Ancestral do tijolo de barro, o tijolo de adobe pertence à história brasileira tanto quanto os corpos negros que construíram a arquitetura deste País. Base das paredes largas das casas grandes e senzalas, o adobe é peça de alvenaria rudimentar, resistente e confortável para os sentidos, feita de terra, água e fibra. Solitário, o adobe não cria estruturas, mas, unido a peças iguais, cria lares e comunidades.

Assim é a analogia criada pela coreógrafa Luciana Caetano, quando decide dar o nome de Adobe ao seu novo espetáculo solo de dança que, na verdade, vem sendo criado dentro do seu corpo há bastante tempo. “A obra é uma reverência às minhas mulheres ancestrais e a tudo que eu carrego no corpo e na alma, que é herdado desse matriarcado. A mulher enquanto esteio de gerações. A mulher que é base de famílias e sociedades. A mulher que gera, que protege, que cerca, que abriga, resguarda e acolhe”, explica a artista.

Sobre esse processo criativo, Luciana ressalta: “Esse é um espetáculo com o qual já estou às voltas há algum tempo. Eu estou impregnada dele, mesmo antes dos ensaios e de toda a criação, justamente por se tratar das minhas ancestrais me inspirando”. 
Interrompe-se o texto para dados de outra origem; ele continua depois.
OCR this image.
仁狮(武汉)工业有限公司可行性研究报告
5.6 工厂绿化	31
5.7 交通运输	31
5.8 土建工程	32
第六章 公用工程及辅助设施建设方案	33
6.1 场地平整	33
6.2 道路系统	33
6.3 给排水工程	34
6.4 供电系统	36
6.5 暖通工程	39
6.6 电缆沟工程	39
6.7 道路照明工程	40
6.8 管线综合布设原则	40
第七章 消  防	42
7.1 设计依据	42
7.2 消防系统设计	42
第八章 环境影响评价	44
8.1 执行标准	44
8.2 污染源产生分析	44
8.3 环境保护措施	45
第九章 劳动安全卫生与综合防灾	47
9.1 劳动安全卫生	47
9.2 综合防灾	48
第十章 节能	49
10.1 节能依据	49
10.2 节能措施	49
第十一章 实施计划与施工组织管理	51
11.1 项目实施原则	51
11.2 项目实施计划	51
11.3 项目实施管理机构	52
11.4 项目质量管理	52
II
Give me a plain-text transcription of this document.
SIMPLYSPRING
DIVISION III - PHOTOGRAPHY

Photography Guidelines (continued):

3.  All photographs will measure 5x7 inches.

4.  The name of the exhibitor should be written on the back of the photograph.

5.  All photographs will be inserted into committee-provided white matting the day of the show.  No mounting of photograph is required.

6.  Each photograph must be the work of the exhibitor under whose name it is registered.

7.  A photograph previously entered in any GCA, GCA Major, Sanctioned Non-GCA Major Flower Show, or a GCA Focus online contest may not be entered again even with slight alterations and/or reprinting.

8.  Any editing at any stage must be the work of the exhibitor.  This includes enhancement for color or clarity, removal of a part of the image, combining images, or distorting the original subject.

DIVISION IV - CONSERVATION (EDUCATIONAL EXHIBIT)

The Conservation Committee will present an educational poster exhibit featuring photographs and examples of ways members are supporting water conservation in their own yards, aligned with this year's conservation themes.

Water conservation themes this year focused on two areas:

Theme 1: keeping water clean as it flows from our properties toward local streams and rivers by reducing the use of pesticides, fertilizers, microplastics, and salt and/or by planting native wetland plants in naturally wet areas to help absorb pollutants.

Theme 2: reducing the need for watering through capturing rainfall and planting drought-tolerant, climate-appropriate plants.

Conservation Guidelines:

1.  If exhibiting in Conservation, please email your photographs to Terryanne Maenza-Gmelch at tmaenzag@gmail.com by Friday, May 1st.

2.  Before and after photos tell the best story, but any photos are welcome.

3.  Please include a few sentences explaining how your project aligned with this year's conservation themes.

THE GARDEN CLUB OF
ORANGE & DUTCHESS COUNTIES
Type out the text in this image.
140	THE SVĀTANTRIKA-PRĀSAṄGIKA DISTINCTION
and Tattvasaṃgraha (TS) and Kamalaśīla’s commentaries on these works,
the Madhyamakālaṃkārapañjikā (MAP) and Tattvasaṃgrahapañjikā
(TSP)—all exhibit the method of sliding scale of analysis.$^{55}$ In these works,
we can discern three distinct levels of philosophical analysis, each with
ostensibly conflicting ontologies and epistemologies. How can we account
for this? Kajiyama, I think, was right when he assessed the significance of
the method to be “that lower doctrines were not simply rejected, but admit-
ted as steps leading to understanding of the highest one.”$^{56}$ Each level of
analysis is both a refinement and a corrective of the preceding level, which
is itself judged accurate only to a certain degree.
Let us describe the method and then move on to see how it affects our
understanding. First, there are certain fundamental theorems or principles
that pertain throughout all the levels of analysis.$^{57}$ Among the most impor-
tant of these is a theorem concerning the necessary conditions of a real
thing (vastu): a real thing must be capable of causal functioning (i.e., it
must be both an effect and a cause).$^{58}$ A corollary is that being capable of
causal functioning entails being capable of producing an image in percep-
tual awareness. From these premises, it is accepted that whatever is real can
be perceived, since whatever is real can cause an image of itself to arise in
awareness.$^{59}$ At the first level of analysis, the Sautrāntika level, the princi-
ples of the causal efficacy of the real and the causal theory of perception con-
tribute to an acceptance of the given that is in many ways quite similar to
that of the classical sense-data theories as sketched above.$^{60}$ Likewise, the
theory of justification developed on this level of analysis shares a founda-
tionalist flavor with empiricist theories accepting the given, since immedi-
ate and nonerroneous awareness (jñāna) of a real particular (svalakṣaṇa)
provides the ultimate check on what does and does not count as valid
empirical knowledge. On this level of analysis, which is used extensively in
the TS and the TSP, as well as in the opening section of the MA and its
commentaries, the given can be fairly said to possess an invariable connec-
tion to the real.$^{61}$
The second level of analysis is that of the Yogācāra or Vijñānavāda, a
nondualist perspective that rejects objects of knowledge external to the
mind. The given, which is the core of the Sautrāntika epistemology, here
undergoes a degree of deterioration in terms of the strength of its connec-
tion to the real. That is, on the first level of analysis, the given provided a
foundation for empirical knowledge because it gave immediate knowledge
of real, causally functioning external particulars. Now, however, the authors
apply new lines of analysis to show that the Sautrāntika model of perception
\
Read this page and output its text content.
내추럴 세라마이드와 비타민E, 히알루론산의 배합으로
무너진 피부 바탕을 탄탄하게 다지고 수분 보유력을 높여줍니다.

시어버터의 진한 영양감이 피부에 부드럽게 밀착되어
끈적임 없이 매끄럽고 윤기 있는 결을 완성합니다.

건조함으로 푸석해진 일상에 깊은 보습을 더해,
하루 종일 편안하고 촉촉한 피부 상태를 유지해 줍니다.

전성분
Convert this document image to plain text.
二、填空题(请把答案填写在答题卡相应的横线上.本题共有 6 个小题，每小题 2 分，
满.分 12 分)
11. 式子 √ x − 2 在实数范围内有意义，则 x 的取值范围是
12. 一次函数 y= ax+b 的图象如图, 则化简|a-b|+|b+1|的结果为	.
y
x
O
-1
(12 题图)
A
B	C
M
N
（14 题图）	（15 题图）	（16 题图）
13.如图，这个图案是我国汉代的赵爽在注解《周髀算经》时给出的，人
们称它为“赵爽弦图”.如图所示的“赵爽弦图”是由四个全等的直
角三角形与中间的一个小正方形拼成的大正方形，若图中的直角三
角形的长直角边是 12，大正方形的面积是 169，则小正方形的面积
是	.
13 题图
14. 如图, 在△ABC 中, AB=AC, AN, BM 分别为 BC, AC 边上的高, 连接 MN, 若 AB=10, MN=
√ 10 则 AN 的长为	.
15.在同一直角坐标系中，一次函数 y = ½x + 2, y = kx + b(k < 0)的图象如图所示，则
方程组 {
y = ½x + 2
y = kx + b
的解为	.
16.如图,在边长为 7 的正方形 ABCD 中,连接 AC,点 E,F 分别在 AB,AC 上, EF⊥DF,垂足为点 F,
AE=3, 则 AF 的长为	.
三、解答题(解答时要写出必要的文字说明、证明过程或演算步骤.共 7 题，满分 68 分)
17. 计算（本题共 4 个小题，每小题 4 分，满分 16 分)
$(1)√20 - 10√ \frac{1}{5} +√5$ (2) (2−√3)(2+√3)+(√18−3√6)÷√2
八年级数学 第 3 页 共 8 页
Mulheres negras são as referências de Luciana, que são colocadas, em cena, junto à herança de artista. “Com esse trabalho, eu acabo falando também das mulheres negras em geral desse País, porque são assuntos em comum: quantas avós negras que são chefes e arrimos de família? Quantas são as mães negras que sozinhas criam seus filhos? Então, no nosso mundo negro, essa realidade é que é. As mulheres é que tomam conta dos seus filhos e das suas famílias – praticamente inteiras. Elas são os esteios, o adobe dessa sociedade”, ressalta a bailarina. 

A força que cria arte 

As travessias enfrentadas pela criadora Luciana – que se profissionalizou e viveu toda a sua vida através da dança contemporânea, do jazz, do balé clássico e que passou por grupos como o Energia, de Julson Henrique, e a Quasar Cia. de Dança, de Henrique Rodovalho – também é algo que o espetáculo Adobe simbolicamente leva para a cena. 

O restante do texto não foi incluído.